Certes, le projet n’en est encore qu’à l’état d’ébauche et il devra être développé pour tenir compte de cas particuliers comme les publics transfrontaliers ou certaines zones rurales. En outre, il nécessitera des actions complémentaires, notamment en matière de transports publics. Les enseignants devront aussi être mis dans des conditions permettant de gérer cette mixité et les risques de domination sociale à l’intérieur de l’école. Mais maintenir la ségrégation actuelle nous paraît clairement pire.

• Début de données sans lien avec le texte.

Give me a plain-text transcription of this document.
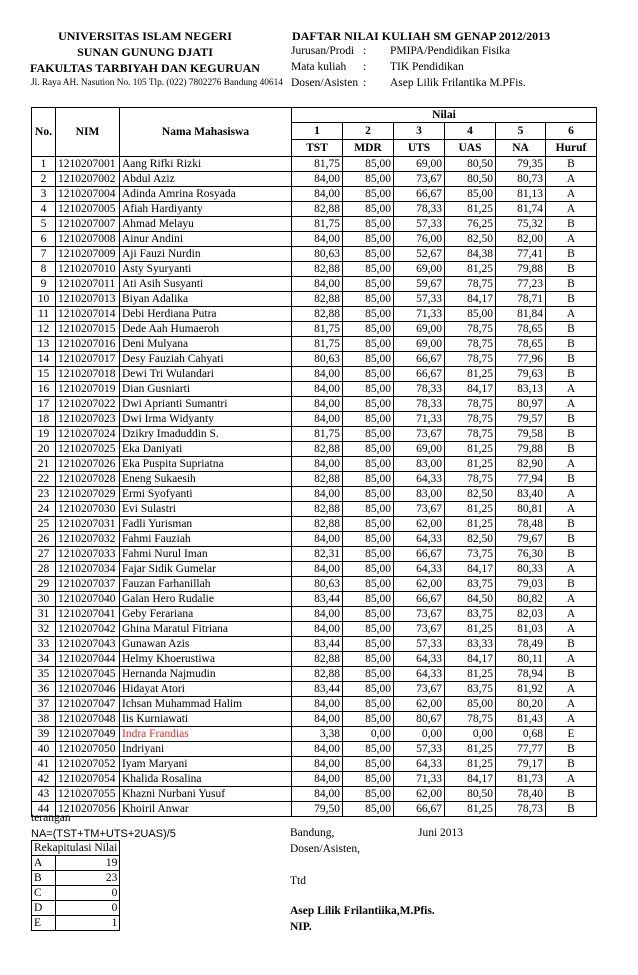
UNIVERSITAS ISLAM NEGERI
SUNAN GUNUNG DJATI
FAKULTAS TARBIYAH DAN KEGURUAN
Jl. Raya AH. Nasution No. 105 Tlp. (022) 7802276 Bandung 40614
DAFTAR NILAI KULIAH SM GENAP 2012/2013
Jurusan/Prodi : PMIPA/Pendidikan Fisika
Mata kuliah : TIK Pendidikan
Dosen/Asisten : Asep Lilik Frilantika M.PFis.
No.	NIM	Nama Mahasiswa	Nilai					
			1	2	3	4	5	6
			TST	MDR	UTS	UAS	NA	Huruf
1	1210207001	Aang Rifki Rizki	81,75	85,00	69,00	80,50	79,35	B
2	1210207002	Abdul Aziz	84,00	85,00	73,67	80,50	80,73	A
3	1210207004	Adinda Amrina Rosyada	84,00	85,00	66,67	85,00	81,13	A
4	1210207005	Afiah Hardiyanty	82,88	85,00	78,33	81,25	81,74	A
5	1210207007	Ahmad Melayu	81,75	85,00	57,33	76,25	75,32	B
6	1210207008	Ainur Andini	84,00	85,00	76,00	82,50	82,00	A
7	1210207009	Aji Fauzi Nurdin	80,63	85,00	52,67	84,38	77,41	B
8	1210207010	Asty Syuryanti	82,88	85,00	69,00	81,25	79,88	B
9	1210207011	Ati Asih Susyanti	84,00	85,00	59,67	78,75	77,23	B
10	1210207013	Biyan Adalika	82,88	85,00	57,33	84,17	78,71	B
11	1210207014	Debi Herdiana Putra	82,88	85,00	71,33	85,00	81,84	A
12	1210207015	Dede Aah Humaeroh	81,75	85,00	69,00	78,75	78,65	B
13	1210207016	Deni Mulyana	81,75	85,00	69,00	78,75	78,65	B
14	1210207017	Desy Fauziah Cahyati	80,63	85,00	66,67	78,75	77,96	B
15	1210207018	Dewi Tri Wulandari	84,00	85,00	66,67	81,25	79,63	B
16	1210207019	Dian Gusniarti	84,00	85,00	78,33	84,17	83,13	A
17	1210207022	Dwi Aprianti Sumantri	84,00	85,00	78,33	78,75	80,97	A
18	1210207023	Dwi Irma Widyanty	84,00	85,00	71,33	78,75	79,57	B
19	1210207024	Dzikry Imaduddin S.	81,75	85,00	73,67	78,75	79,58	B
20	1210207025	Eka Daniyati	82,88	85,00	69,00	81,25	79,88	B
21	1210207026	Eka Puspita Supriatna	84,00	85,00	83,00	81,25	82,90	A
22	1210207028	Eneng Sukaesih	82,88	85,00	64,33	78,75	77,94	B
23	1210207029	Ermi Syofyanti	84,00	85,00	83,00	82,50	83,40	A
24	1210207030	Evi Sulastri	82,88	85,00	73,67	81,25	80,81	A
25	1210207031	Fadli Yurisman	82,88	85,00	62,00	81,25	78,48	B
26	1210207032	Fahmi Fauziah	84,00	85,00	64,33	82,50	79,67	B
27	1210207033	Fahmi Nurul Iman	82,31	85,00	66,67	73,75	76,30	B
28	1210207034	Fajar Sidik Gumelar	84,00	85,00	64,33	84,17	80,33	A
29	1210207037	Fauzan Farhanillah	80,63	85,00	62,00	83,75	79,03	B
30	1210207040	Galan Hero Rudalie	83,44	85,00	66,67	84,50	80,82	A
31	1210207041	Geby Ferariana	84,00	85,00	73,67	83,75	82,03	A
32	1210207042	Ghina Maratul Fitriana	84,00	85,00	73,67	81,25	81,03	A
33	1210207043	Gunawan Azis	83,44	85,00	57,33	83,33	78,49	B
34	1210207044	Helmy Khoerustiwa	82,88	85,00	64,33	84,17	80,11	A
35	1210207045	Hernanda Najmudin	82,88	85,00	64,33	81,25	78,94	B
36	1210207046	Hidayat Atori	83,44	85,00	73,67	83,75	81,92	A
37	1210207047	Ichsan Muhammad Halim	84,00	85,00	62,00	85,00	80,20	A
38	1210207048	Iis Kurniawati	84,00	85,00	80,67	78,75	81,43	A
39	1210207049	Indra Frandias	3,38	0,00	0,00	0,00	0,68	E
40	1210207050	Indriyani	84,00	85,00	57,33	81,25	77,77	B
41	1210207052	Iyam Maryani	84,00	85,00	64,33	81,25	79,17	B
42	1210207054	Khalida Rosalina	84,00	85,00	71,33	84,17	81,73	A
43	1210207055	Khazni Nurbani Yusuf	84,00	85,00	62,00	80,50	78,40	B
44	1210207056	Khoiril Anwar	79,50	85,00	66,67	81,25	78,73	B
terangan
NA=(TST+TM+UTS+2UAS)/5
Rekapitulasi Nilai	
A	19
B	23
C	0
D	0
E	1
Bandung,	Juni 2013
Dosen/Asisten,
Ttd
Asep Lilik Frilantiika,M.Pfis.
NIP.
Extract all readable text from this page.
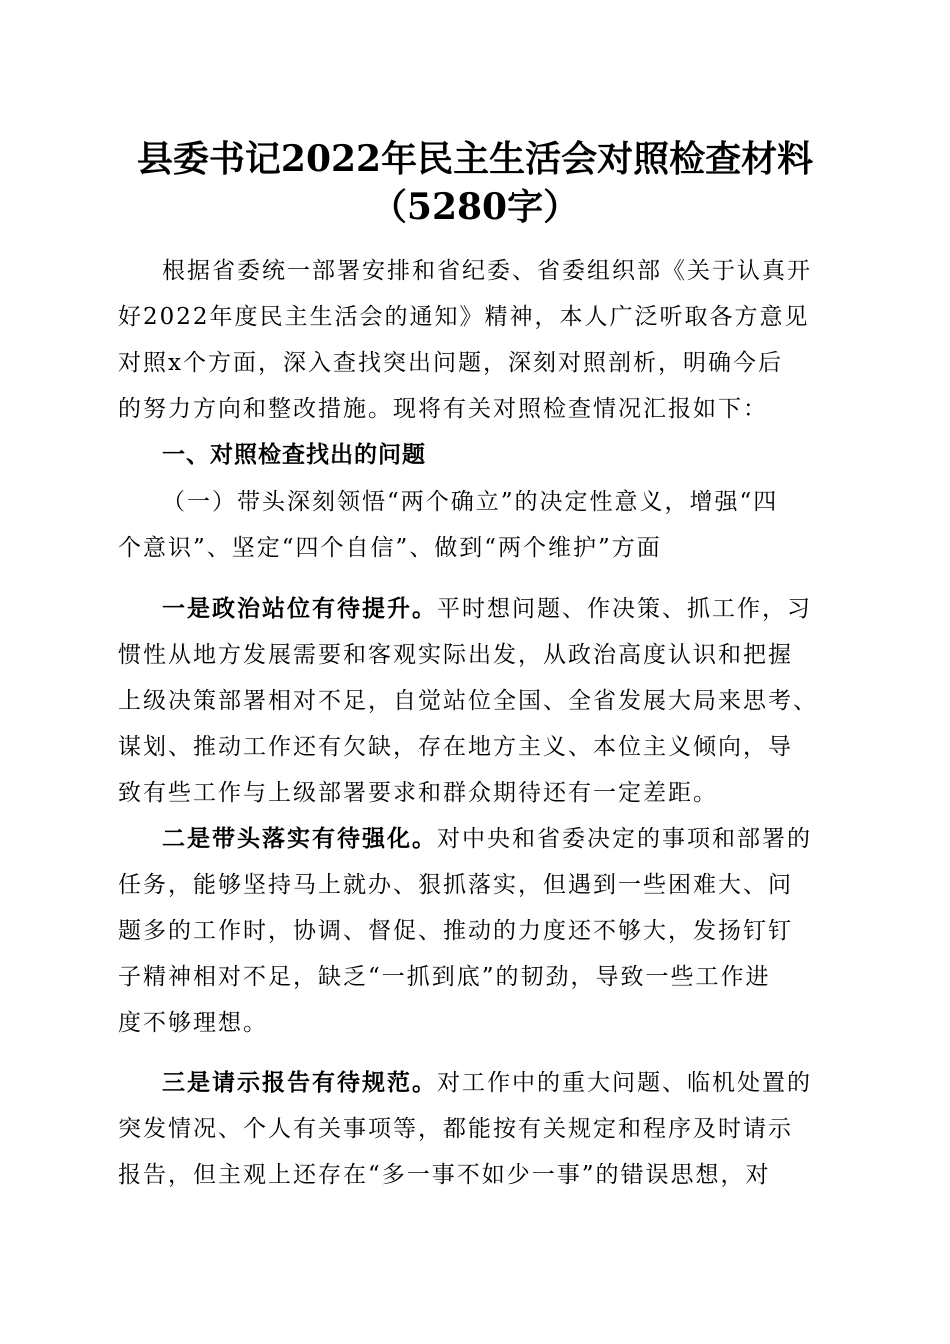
县委书记2022年民主生活会对照检查材料
（5280字）
根据省委统一部署安排和省纪委、省委组织部《关于认真开
好2022年度民主生活会的通知》精神，本人广泛听取各方意见
对照x个方面，深入查找突出问题，深刻对照剖析，明确今后
的努力方向和整改措施。现将有关对照检查情况汇报如下：
一、对照检查找出的问题
（一）带头深刻领悟“两个确立”的决定性意义，增强“四
个意识”、坚定“四个自信”、做到“两个维护”方面
一是政治站位有待提升。平时想问题、作决策、抓工作，习
惯性从地方发展需要和客观实际出发，从政治高度认识和把握
上级决策部署相对不足，自觉站位全国、全省发展大局来思考、
谋划、推动工作还有欠缺，存在地方主义、本位主义倾向，导
致有些工作与上级部署要求和群众期待还有一定差距。
二是带头落实有待强化。对中央和省委决定的事项和部署的
任务，能够坚持马上就办、狠抓落实，但遇到一些困难大、问
题多的工作时，协调、督促、推动的力度还不够大，发扬钉钉
子精神相对不足，缺乏“一抓到底”的韧劲，导致一些工作进
度不够理想。
三是请示报告有待规范。对工作中的重大问题、临机处置的
突发情况、个人有关事项等，都能按有关规定和程序及时请示
报告，但主观上还存在“多一事不如少一事”的错误思想，对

Nous sommes convaincus que cette initiative citoyenne constitue une manière efficace de réduire la ségrégation, sans renier la liberté de choix. Nous invitons donc le prochain gouvernement à prendre sérieusement en compte cette initiative, afin de l’implémenter progressivement lors de la prochaine législature. La situation dramatique de notre enseignement en matière d’inégalités et l’importance d’assurer le caractère démocratique de notre société n’autorisent pas l’immobilisme. Il n’est plus possible de se voiler la face et de faire semblant de croire que les mesures mises en place jusqu’à présent peuvent suffire. Le courage politique impose donc de prendre le problème à bras le corps. Il est urgent d’avancer vers une solution qui a le mérite d’inverser la logique de la responsabilité parentale et de la libre concurrence, vers celle de la responsabilité des pouvoirs publics pour plus de justice et d’équité.

Alors, la mixité sociale, on y va quand ?

Thomas Barrier, service des sciences de l’éducation de l’ULB; Alessandra Bilani, pour le CA d’Éducation populaire; Geoffroy Carly, directeur des CEMÉA Belgique; Jean-Pierre Coenen, président de la Ligue des Droits de l’Enfant; Bernard Delvaux, sociologue, chercheur UCL-GIRSEF; Marc Demeuse, Institut d’Administration Scolaire, UMons; Vincent Dupriez, professeur en Sciences de l’Éducation, UCL; Cécile Gorré, présidente de l’Aped; Roland Lahaye, secrétaire général de la CSC-Enseignement; Moritz Lennert, secrétaire général de CGé; Christine Mahy, présidente du Réseau wallon de Lutte contre la Pauvreté (RWLP); Elsa Roland, chercheuse au Centre de Recherche en Sciences de l’Education, ULB; Adrien Rosman, secrétaire communautaire du SETCa-SEL; Luc Toussaint, président de la CGSP-Enseignement (au 1/9/24).